Legal Malpractice Damages Calculator
Estimates damages in a legal malpractice claim by measuring the gap between what your case should have been worth and what you actually recovered, plus added costs. Use it when assessing whether an attorney's negligence caused you a quantifiable financial loss.
About this calculator
Legal malpractice damages are measured under the 'case within a case' doctrine: you must prove both that your attorney was negligent and that you would have won (or settled for more) absent that negligence. The formula here is: Damages = (originalCaseValue − actualRecovery) + additionalCosts. The originalCaseValue represents the outcome a competent attorney should have achieved — the expected verdict or settlement. The actualRecovery is what you actually received (possibly zero if the case was dismissed). AdditionalCosts captures extra legal fees, court costs, or expenses you incurred because of the malpractice. This measure aims to put the plaintiff in the position they would have occupied had the attorney performed competently.
How to use
Suppose a reasonable settlement for your personal injury case was $120,000, but your attorney missed the statute of limitations and you recovered nothing. You also spent $8,500 in additional legal fees pursuing the malpractice claim. Step 1 — calculate the recovery gap: $120,000 − $0 = $120,000. Step 2 — add additional costs: $120,000 + $8,500 = $128,500. Your estimated malpractice damages are $128,500. Note that you must still prove the underlying case would have succeeded — courts require you to win the 'case within a case' before this damage figure is awarded.

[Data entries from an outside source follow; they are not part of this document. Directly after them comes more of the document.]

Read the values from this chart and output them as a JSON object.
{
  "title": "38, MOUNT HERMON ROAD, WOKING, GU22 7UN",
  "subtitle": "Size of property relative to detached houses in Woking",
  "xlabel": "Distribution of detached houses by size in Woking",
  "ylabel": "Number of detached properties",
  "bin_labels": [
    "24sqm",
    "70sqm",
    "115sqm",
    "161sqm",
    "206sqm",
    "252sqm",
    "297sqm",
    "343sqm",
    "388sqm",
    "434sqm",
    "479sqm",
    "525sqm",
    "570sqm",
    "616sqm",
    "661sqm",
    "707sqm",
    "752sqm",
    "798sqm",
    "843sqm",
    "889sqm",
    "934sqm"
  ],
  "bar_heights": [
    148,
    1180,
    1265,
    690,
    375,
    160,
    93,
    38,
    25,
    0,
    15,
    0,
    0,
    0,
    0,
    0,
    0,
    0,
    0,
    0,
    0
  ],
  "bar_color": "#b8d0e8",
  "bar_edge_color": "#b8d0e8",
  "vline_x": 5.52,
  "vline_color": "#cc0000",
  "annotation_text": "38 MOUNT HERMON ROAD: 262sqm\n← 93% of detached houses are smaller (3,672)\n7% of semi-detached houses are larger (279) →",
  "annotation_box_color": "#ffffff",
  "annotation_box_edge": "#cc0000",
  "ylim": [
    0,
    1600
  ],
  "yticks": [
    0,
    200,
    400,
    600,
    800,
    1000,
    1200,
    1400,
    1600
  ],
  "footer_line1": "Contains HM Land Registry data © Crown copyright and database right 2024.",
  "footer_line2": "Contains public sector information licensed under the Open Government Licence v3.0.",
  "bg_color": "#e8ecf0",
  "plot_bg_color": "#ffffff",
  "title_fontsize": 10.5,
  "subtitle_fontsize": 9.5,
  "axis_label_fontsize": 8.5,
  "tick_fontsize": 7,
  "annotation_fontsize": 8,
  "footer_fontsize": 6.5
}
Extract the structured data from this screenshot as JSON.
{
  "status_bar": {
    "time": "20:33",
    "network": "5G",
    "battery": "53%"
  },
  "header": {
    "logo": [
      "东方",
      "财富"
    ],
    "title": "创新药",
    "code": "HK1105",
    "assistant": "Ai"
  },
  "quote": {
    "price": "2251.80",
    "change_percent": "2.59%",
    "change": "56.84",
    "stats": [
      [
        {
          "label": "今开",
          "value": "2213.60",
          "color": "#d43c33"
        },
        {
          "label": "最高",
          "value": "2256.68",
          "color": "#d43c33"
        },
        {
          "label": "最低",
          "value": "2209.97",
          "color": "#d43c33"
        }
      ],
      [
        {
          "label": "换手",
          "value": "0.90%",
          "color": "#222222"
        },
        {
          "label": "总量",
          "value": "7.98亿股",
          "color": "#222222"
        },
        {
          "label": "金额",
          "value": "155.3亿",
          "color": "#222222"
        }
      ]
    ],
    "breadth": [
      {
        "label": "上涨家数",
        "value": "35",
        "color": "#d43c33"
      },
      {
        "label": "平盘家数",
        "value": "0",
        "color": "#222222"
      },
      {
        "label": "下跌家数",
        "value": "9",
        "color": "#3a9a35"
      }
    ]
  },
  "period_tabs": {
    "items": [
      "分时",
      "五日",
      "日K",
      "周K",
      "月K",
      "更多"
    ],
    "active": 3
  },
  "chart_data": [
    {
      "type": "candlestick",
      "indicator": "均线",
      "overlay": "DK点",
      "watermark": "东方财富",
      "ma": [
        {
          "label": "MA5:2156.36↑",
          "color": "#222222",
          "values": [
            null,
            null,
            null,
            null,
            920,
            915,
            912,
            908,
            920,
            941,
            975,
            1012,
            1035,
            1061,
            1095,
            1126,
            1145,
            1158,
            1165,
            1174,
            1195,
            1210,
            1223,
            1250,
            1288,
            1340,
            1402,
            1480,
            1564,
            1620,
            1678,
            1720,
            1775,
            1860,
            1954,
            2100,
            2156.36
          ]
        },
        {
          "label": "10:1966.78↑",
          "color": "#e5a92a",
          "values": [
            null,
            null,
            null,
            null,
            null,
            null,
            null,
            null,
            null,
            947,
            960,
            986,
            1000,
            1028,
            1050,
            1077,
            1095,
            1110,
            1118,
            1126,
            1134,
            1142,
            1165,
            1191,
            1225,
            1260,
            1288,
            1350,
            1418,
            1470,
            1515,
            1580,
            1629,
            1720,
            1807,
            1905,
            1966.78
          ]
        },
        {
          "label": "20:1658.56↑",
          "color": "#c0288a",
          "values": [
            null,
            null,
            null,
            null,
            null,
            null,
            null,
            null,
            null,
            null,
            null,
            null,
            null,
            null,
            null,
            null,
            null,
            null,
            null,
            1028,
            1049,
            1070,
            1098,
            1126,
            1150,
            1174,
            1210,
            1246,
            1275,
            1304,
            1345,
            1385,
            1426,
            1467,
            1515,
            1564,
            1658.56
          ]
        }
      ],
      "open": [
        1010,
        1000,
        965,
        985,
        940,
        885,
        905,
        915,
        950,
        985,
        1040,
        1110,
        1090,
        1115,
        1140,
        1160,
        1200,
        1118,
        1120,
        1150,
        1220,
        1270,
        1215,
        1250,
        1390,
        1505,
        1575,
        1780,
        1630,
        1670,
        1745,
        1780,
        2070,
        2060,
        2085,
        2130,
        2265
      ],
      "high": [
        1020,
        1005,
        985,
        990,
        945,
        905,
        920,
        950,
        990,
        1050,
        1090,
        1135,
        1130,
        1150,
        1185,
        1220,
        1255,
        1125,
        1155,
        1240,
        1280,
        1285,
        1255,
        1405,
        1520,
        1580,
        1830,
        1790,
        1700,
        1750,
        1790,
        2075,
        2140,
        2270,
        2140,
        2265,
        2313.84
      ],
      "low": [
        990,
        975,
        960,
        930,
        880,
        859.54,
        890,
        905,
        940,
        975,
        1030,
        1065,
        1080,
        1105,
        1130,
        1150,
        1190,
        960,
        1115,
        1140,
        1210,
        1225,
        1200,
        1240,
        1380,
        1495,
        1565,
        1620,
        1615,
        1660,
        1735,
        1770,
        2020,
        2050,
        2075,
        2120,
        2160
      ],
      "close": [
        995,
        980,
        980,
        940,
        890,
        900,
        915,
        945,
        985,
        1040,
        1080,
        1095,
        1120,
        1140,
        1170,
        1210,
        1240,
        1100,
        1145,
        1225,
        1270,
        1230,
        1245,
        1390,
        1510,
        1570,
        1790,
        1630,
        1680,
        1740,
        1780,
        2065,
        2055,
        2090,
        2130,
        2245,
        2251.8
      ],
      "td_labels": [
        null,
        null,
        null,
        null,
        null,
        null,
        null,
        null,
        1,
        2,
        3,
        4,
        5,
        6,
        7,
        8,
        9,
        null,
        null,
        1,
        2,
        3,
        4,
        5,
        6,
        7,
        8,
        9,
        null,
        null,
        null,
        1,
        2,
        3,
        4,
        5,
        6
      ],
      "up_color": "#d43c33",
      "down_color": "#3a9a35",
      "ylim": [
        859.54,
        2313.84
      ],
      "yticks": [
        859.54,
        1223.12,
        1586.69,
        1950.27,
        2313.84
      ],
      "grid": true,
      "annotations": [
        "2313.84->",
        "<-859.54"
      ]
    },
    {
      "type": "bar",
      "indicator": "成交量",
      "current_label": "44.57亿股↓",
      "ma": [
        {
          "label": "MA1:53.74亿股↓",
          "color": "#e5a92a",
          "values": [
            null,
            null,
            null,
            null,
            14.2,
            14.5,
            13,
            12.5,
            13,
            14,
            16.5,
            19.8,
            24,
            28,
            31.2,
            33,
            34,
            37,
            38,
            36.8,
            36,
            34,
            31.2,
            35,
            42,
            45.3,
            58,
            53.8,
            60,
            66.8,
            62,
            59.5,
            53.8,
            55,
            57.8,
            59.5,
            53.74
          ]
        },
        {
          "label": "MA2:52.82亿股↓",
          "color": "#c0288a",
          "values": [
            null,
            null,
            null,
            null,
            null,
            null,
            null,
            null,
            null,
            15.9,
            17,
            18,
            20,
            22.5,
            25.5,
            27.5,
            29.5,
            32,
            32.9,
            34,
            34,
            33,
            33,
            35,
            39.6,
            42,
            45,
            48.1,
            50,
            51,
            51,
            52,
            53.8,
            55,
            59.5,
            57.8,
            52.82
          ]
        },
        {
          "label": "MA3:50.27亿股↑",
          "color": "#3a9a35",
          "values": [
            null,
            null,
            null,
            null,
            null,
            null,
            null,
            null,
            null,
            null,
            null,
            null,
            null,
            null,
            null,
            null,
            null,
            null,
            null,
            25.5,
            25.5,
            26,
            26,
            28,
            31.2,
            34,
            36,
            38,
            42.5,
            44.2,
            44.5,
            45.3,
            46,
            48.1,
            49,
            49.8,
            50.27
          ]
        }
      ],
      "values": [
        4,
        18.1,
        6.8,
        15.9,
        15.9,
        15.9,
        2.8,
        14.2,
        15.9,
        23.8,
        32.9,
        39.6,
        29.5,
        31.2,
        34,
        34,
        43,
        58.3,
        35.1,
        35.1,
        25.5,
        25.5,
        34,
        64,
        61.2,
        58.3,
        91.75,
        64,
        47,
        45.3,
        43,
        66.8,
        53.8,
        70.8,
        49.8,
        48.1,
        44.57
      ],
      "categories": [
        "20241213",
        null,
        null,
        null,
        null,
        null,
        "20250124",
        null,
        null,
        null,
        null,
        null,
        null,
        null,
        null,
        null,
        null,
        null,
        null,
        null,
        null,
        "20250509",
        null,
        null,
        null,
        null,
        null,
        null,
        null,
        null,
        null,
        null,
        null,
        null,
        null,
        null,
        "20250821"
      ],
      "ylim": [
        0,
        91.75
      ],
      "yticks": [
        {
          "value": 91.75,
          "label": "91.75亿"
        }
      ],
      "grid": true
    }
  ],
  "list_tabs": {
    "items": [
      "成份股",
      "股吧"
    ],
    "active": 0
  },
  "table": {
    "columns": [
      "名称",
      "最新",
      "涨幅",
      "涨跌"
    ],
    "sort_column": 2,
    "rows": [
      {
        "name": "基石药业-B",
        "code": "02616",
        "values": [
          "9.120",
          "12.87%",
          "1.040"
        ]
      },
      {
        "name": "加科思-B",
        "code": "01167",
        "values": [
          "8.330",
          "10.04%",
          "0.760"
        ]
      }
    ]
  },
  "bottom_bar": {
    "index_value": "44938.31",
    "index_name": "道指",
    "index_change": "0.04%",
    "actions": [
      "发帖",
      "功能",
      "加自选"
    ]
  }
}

Frequently asked questions
How do you prove damages in a legal malpractice lawsuit?
To recover damages, you must establish three things: the attorney owed you a duty of care, they breached that duty through negligence or error, and that breach directly caused your financial loss. Causation is the hardest element — you must re-litigate your original dispute as a 'case within a case' to show you would have prevailed but for the attorney's mistake. Expert testimony from another attorney is almost always required to establish the standard of care. Courts will then quantify damages as the difference between the outcome you should have received and what you actually got.
What is the statute of limitations for filing a legal malpractice claim?
Statutes of limitations for legal malpractice vary by state but typically range from one to four years. The clock generally starts running when you discovered — or reasonably should have discovered — the malpractice, not necessarily when it occurred (the 'discovery rule'). Some states use a 'continuous representation' rule that tolls the limitations period while the attorney is still representing you on the same matter. Missing the filing deadline is an absolute bar to recovery, so consulting a malpractice attorney promptly after discovering potential negligence is critical.
What types of attorney errors commonly give rise to legal malpractice claims?
The most common grounds for legal malpractice are missing filing deadlines (particularly statutes of limitations), inadequate investigation or failure to gather key evidence, failure to advise a client of a settlement offer, conflicts of interest, and errors in drafting contracts or legal documents. Transactional malpractice — such as flawed business agreements or estate planning mistakes — is increasingly litigated alongside litigation malpractice. Not every error rises to malpractice; the attorney's conduct must fall below the standard of care exercised by a reasonably competent attorney in the same jurisdiction and practice area.